Llegué a Amsterdam con unas cuantas monedas en mi bolsa y estaba a mi alcance establecerme como negociante, si bien aún no sabía a qué suerte de negocio pudiera dedicarme. Sin embargo, pronto descubrí algo que fue de mi agrado. En la Bolsa había surgido una nueva forma de comerciar, que consistía en comprar y vender cosas que nadie poseía y que, ciertamente, nadie tenía intención de poseer. Se trataba de algo muy semejante al juego y que recibía el nombre de «futuros». La persona tenía que apostar si el precio de un producto iba a subir o a bajar. Si el comerciante había supuesto correctamente, ganaba más dinero del que hubiera conseguido de haber comprado o vendido directamente.
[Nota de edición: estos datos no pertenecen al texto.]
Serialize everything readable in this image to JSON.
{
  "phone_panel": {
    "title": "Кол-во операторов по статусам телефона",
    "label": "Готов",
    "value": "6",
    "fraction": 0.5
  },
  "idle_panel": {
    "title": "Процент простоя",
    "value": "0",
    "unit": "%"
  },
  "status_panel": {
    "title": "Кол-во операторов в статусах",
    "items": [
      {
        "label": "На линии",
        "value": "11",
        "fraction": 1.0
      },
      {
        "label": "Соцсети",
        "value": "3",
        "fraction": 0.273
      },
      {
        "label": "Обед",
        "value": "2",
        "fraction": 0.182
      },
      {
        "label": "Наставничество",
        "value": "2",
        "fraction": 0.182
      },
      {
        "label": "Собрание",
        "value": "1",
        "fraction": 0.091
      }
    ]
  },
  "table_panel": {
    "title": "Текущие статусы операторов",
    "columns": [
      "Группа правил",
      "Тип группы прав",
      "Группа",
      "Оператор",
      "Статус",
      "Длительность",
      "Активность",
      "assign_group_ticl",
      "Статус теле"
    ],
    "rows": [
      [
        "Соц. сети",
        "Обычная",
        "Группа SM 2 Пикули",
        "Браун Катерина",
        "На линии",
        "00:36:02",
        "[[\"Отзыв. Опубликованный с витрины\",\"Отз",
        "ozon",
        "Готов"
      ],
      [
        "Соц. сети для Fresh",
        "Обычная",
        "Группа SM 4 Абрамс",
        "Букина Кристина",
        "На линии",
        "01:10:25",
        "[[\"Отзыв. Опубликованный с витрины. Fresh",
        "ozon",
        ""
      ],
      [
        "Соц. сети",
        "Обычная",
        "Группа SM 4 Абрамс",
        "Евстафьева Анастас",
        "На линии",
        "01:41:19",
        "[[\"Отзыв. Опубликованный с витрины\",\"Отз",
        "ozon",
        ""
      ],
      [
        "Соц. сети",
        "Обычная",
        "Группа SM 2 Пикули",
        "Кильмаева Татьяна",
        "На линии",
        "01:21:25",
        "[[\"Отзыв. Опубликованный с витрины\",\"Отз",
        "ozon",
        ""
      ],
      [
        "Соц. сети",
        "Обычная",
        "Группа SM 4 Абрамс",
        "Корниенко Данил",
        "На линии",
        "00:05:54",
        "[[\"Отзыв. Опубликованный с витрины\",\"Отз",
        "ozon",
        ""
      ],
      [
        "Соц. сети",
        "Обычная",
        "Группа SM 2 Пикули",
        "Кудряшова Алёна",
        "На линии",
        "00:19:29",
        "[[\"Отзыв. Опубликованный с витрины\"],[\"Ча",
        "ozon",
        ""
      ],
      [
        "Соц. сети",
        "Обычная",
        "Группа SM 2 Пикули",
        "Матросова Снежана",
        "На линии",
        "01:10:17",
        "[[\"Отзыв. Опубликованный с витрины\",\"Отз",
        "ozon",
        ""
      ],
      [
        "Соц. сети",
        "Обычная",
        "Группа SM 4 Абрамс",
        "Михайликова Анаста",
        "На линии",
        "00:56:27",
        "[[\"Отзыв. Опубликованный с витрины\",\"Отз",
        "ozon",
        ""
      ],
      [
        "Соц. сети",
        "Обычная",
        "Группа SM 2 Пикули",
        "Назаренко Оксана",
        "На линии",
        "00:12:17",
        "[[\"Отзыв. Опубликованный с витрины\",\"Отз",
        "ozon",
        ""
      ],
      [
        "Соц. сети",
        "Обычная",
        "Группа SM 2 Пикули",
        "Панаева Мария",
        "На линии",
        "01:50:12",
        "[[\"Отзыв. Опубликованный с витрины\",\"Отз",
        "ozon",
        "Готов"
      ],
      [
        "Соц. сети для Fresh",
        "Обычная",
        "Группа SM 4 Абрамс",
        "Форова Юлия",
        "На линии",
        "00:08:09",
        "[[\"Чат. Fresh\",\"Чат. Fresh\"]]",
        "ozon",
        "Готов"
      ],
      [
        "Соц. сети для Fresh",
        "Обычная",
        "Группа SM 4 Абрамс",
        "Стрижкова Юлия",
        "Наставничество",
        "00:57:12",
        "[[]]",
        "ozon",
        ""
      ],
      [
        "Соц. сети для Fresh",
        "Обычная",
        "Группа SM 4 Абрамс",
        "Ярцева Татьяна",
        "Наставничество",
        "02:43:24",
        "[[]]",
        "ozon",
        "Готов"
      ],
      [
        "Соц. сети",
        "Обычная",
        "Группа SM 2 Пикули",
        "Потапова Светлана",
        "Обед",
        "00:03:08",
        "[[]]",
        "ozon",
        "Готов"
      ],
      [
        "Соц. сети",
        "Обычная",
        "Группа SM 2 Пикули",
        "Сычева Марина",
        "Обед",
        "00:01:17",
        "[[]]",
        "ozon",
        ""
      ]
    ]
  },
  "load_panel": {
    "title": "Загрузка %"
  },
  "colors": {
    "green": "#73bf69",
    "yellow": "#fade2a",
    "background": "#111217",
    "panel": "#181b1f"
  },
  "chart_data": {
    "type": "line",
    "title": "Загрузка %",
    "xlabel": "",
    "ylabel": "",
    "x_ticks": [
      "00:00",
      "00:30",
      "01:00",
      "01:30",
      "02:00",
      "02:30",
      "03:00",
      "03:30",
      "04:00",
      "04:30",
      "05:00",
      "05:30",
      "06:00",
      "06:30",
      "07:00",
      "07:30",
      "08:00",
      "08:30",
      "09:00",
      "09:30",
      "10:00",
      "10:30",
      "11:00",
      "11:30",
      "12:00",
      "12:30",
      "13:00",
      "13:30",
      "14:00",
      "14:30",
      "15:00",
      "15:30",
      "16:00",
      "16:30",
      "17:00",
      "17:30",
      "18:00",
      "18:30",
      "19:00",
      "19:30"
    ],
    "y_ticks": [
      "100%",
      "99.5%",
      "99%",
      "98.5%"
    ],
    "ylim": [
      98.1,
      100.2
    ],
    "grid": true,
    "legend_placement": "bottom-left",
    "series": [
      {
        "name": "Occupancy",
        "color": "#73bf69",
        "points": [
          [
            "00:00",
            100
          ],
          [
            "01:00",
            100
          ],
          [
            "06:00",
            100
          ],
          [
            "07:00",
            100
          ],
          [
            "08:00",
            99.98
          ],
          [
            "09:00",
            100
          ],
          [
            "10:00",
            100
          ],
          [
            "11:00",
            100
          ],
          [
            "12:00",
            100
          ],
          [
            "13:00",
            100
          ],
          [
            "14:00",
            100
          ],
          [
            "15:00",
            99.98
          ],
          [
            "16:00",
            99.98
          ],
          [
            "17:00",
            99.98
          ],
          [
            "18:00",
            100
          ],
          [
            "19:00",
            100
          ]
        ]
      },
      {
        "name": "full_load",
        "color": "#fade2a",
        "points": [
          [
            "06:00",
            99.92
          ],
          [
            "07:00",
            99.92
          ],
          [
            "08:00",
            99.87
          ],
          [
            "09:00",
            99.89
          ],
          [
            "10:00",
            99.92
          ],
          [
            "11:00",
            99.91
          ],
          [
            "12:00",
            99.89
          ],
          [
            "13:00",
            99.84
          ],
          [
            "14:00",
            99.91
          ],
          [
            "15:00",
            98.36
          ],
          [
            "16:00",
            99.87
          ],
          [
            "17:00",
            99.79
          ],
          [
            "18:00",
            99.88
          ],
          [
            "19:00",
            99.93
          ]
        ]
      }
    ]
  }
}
Si se equivocaba, el coste era formidable, pues no solo perdía el dinero invertido, también debía pagar la diferencia entre lo que había comprado y el precio final. Enseguida vi que no era este comercio para los tímidos ni tan siquiera para los valientes. Era un negocio para los afortunados, y yo me había pasado la vida aprendiendo a labrarme mi propia fortuna.